As obras de misericórdia de Mateus 25 eram em número de seis. Ora, eis que nas representações das confrarias do fim da Idade Média, são acrescentadas de uma nova unidade, e esta devia tocar no coração dos homens para que fosse assim acrescentada ao texto sagrado: mortuus sepellitur. Enterrar os mortos está colocado ao mesmo nível de caridade que alimentar os esfomeados, alojar os peregrinos, vestir aqueles que estão nus, visitar os doentes e os prisioneiros. O Evangelho é todavia muito discreto a respeito dos ritos funerários. Quando Jesus encontra cortejos de carpideiros que trazem os mortos para fora da aldeia ao som das flautas, nada diz. Deixou mesmo cair esta frase enigmática que se poderia interpretar como uma condenação das pompas fúnebres: «Deixai os mortos enterrar os mortos.» Tudo se passa como se a segunda Idade Média tivesse reintegrado o serviço dos mortos num Evangelho cujo silêncio a este respeito suportava mal.

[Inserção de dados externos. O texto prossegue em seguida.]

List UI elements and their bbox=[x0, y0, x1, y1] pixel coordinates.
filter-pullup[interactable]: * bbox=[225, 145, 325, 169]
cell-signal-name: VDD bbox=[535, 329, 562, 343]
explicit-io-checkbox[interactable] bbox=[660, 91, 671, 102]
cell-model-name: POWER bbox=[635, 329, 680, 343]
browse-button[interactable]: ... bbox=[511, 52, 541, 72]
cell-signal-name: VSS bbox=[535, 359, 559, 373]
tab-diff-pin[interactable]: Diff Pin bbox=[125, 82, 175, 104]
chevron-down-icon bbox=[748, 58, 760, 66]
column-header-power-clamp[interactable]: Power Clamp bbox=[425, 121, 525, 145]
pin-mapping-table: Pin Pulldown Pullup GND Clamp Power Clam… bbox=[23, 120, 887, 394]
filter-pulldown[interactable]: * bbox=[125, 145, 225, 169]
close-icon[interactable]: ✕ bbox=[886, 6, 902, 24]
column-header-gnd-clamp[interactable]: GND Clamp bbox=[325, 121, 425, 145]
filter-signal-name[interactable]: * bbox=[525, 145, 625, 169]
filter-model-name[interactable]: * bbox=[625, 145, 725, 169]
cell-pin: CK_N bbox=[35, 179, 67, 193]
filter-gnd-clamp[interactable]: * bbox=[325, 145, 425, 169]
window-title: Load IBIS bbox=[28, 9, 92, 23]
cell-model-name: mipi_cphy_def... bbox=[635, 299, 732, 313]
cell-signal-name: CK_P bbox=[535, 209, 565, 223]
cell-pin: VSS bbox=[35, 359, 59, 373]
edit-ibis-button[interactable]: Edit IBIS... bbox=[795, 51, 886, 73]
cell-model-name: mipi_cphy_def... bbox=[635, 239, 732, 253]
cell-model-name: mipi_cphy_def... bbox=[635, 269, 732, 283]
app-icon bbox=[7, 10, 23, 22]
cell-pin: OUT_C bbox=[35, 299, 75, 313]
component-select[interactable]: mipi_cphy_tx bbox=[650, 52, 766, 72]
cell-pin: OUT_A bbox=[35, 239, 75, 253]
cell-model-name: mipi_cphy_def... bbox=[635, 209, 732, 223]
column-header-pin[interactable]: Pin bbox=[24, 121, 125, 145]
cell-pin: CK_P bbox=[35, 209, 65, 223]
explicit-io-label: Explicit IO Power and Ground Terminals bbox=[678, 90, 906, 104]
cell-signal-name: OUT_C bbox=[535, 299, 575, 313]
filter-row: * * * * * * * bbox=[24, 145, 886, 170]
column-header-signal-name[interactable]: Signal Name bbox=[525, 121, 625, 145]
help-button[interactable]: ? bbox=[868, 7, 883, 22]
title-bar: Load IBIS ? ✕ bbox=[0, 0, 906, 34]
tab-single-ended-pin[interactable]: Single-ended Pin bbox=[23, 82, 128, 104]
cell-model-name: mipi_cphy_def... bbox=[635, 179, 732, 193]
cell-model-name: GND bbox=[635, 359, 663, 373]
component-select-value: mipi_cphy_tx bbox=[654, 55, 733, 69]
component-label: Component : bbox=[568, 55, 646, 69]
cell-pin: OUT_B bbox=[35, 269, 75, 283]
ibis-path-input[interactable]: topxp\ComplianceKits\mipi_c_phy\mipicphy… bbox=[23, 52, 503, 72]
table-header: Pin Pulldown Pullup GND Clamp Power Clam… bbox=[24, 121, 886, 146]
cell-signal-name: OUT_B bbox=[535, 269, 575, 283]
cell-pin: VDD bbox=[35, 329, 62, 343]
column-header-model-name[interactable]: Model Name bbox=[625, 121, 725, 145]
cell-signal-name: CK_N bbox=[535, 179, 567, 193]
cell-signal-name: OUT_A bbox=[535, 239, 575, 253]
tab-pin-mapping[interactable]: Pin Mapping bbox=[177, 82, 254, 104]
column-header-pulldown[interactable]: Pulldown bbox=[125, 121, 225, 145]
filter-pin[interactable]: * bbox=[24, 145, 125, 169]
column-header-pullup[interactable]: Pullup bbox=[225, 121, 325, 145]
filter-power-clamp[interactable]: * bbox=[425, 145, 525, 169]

O mortuus sepellitur está ainda ausente da lista das obras de misericórdia no Speculum Ecclesiae de Honorius d’Autant1. É mencionado no Rationale divinorum officiorum do liturgista e teólogo Jean Belleth. O seu aparecimento na iconografia é contemporâneo das confrarias: encontramo-lo no século XIV nos baixos-relevos de Giotto do Campanile de Florença. A partir do século XV, a sua representação tornou-se banal.
É que, entre todas as obras de misericórdia, o serviço dos mortos tornou-se o objectivo final das confrarias. Os seus santos protectores são muitas vezes escolhidos entre os santos profilácticos, protectores contra a peste e as epidemias: S. Sebastião, S. Roque, S. Gond.
1 Mateus, 25, 34-37; L. Réau, An. chrétien, Paris, PUF, 1955-1959, t. ii, vol. 2, pp. 759-760.